FFlags.config do |config|
  config.flags = { new_feature: true }
  ..
end
  • Use the feature anywhere in your code.
if FFlags.new_feature?
  puts 'Enabled'
end

Template

Sometimes you need to set a set of flags in 1 go. Ex. Staging to have an exact same flag configuration as in Production. You can use template for this.

Ex.

In the config,

FFlags.config do |config|
  config.flags = { feature1: true, feature2: true, feature3: true }
  config.templates = { production: { feature1: false, feature2: false, feature3: false } }
end

Then in your code,

FFlags.set_as_template(:production)

# To view all the templates
FFlags.templates

Testing

Sometimes you need to test flag with different value in your test. You can set block for that.

Ex. in rspec

describe "#eat_tofu" do
  context 'new feature enabled' do
    FFlags.set(new_feature: true) do
      # Do something
    end
  end
  
  context 'new feature disabled' do
    FFlags.set(new_feature: false) do
      # Do something
    end
  end
end

Development

After checking out the repo, run bundle install to install dependencies. Then, run rspec to run the tests.

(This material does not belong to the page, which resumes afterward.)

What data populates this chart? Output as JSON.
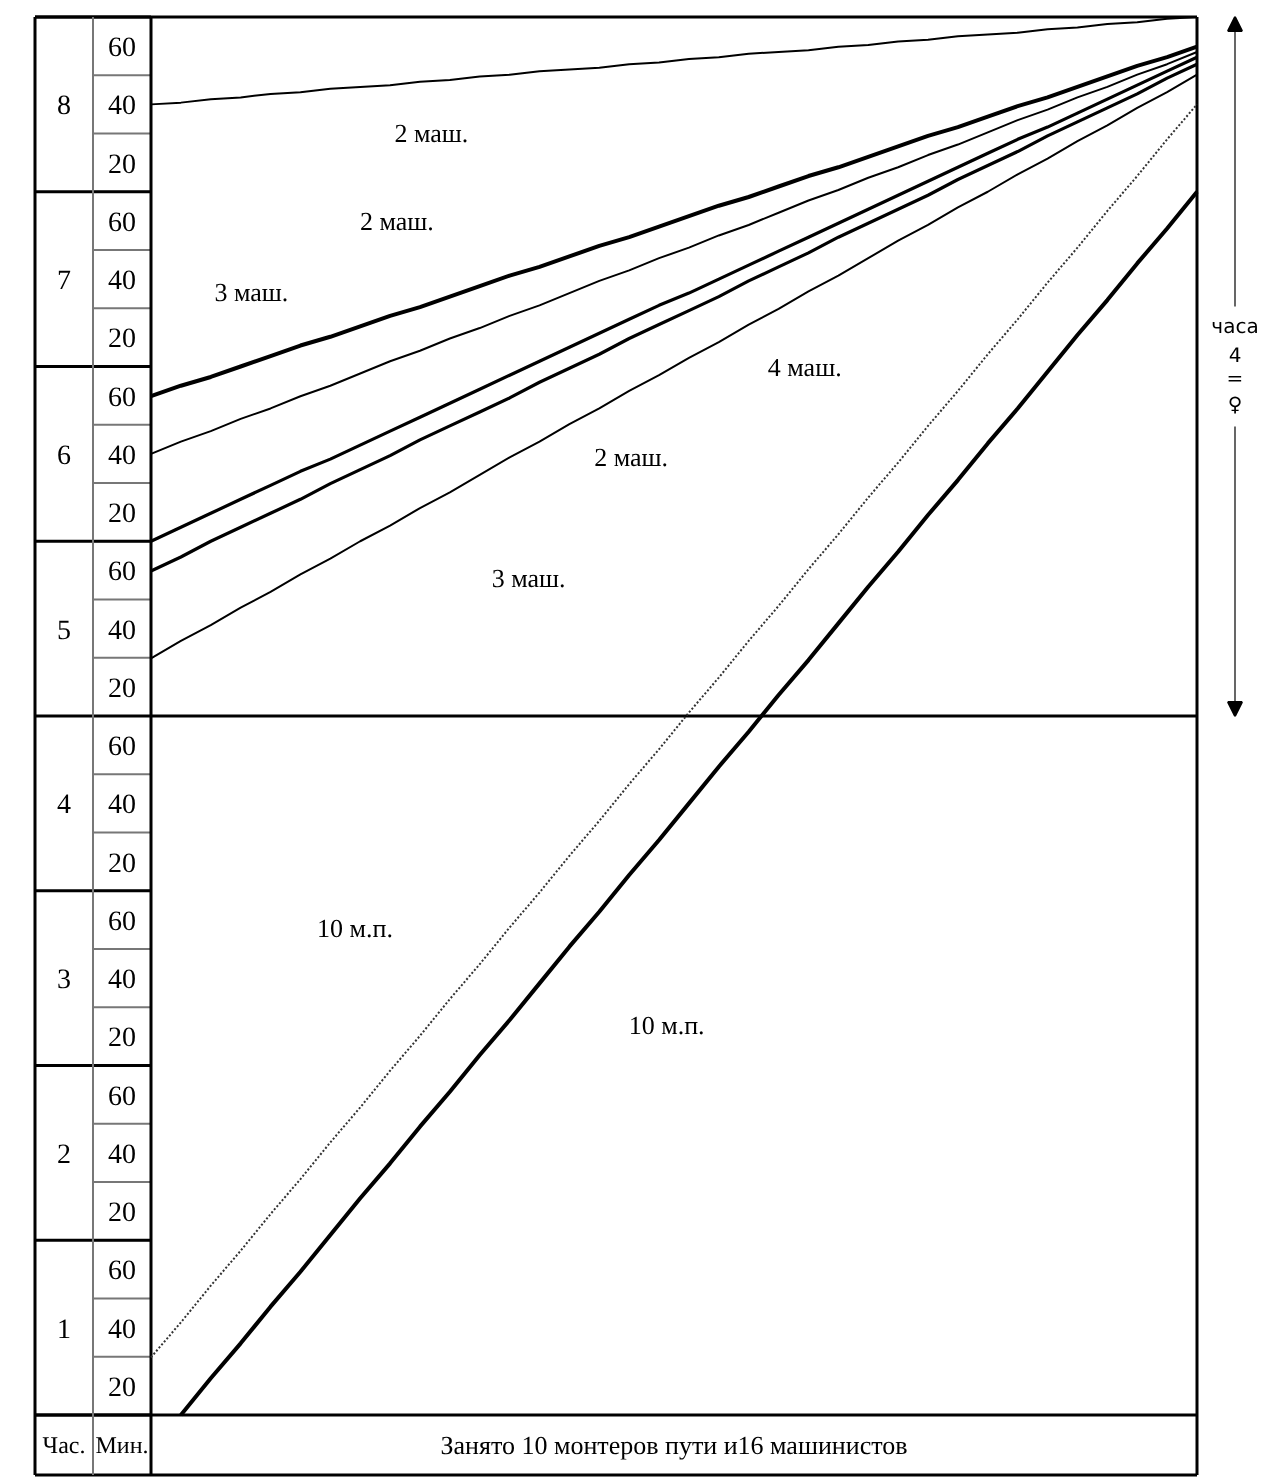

To install this gem onto your local machine, run bundle exec rake install. To release a new version, update the version number in version.rb, and then run bundle exec rake release, which will create a git tag for the version, push git commits and tags, and push the .gem file to rubygems.org.

Contributing

Bug reports and pull requests are welcome on GitHub at https://github.com/faizalzakaria/fflags.

License

The gem is available as open source under the terms of the MIT License.